Os perfis profissionais dos que trabalham com a educação artística nos museus e nas escolas são diferentes, sendo que ambos lidam com o campo educacional. Conforme já ressaltado no capítulo anterior, quando da apresentação dos serviços educativos e dos mediadores que atuam nesses espaços, estes têm formação em áreas correlatas aos museus, formação mínima exigida no Referencial Europeu das Profissões Museais (ICOM, 2008). A diversidade de formação no perfil dos mediadores que atuam no museu agrega valor e permite que diferentes áreas do conhecimento contribuam para os projetos, favorecendo a interdisciplinaridade, uma das características na elaboração de Projetos de Trabalho.
Em Portugal, apenas em 2006 foi criado o curso de Licenciatura em Mediação Artística e Cultural, na ESEL31, para atender a demanda de profissionais com formação específica para atuação em serviço culturais. No entanto, faz-se importante que profissionais que trabalhem nos museus e não tenham formação educacional ou experiência com crianças realizem cursos de capacitação, pois há particularidades em como as crianças se relacionam com propostas de trabalho e também entre si que devem ser levadas em consideração, tanto na elaboração dos projetos, como em seu desenvolvimento. “O objetivo do treinamento da equipe é valorizar a experiência das crianças em seu ambiente espontâneo e sensibilizar os
31 Escola Superior de Educação de Lisboa.
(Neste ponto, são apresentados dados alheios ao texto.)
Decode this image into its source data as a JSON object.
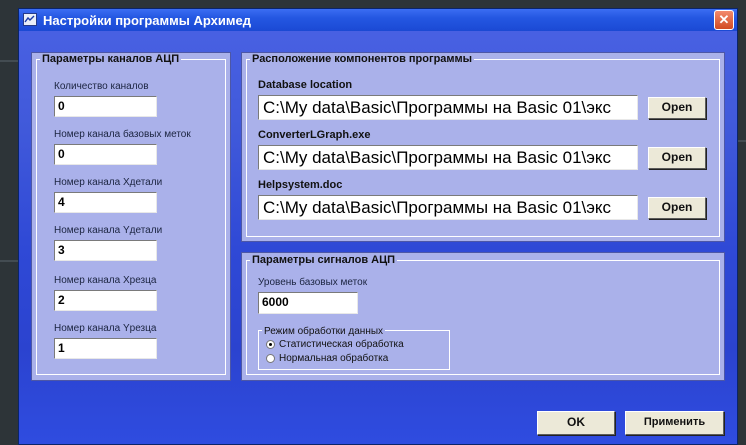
{
  "window": {
    "title": "Настройки программы Архимед",
    "close_glyph": "✕"
  },
  "adc_channels": {
    "title": "Параметры каналов АЦП",
    "fields": [
      {
        "label": "Количество каналов",
        "value": "0"
      },
      {
        "label": "Номер канала базовых меток",
        "value": "0"
      },
      {
        "label": "Номер канала Xдетали",
        "value": "4"
      },
      {
        "label": "Номер канала Yдетали",
        "value": "3"
      },
      {
        "label": "Номер канала Xрезца",
        "value": "2"
      },
      {
        "label": "Номер канала Yрезца",
        "value": "1"
      }
    ]
  },
  "components": {
    "title": "Расположение компонентов программы",
    "items": [
      {
        "label": "Database location",
        "value": "C:\\My data\\Basic\\Программы на Basic 01\\экс",
        "button": "Open"
      },
      {
        "label": "ConverterLGraph.exe",
        "value": "C:\\My data\\Basic\\Программы на Basic 01\\экс",
        "button": "Open"
      },
      {
        "label": "Helpsystem.doc",
        "value": "C:\\My data\\Basic\\Программы на Basic 01\\экс",
        "button": "Open"
      }
    ]
  },
  "adc_signals": {
    "title": "Параметры сигналов АЦП",
    "level_label": "Уровень базовых меток",
    "level_value": "6000",
    "mode": {
      "title": "Режим обработки данных",
      "options": [
        {
          "label": "Статистическая обработка",
          "checked": true
        },
        {
          "label": "Нормальная обработка",
          "checked": false
        }
      ]
    }
  },
  "footer": {
    "ok_label": "OK",
    "apply_label": "Применить"
  },
  "colors": {
    "window_blue": "#3050d8",
    "panel": "#aab1ea",
    "titlebar": "#2457e2",
    "close_red": "#d14a22"
  }
}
futuros animadores32 sobre os tipos de interação que podem enriquecer essa experiência” (PINUS, 1996, p. 53, tradução nossa)33.
O público escolar precisa de pessoal treinado e especializado em crianças e jovens [...] Nem todos os grupos chegam motivados e inquietos com o tema do museu - e há muitos desentendimentos entre as duas instituições. [...] A equipe deve estar preparada para trabalhar com diferentes públicos escolares (ALDEROQUI, S. 1996, p. 34, tradução nossa) 34.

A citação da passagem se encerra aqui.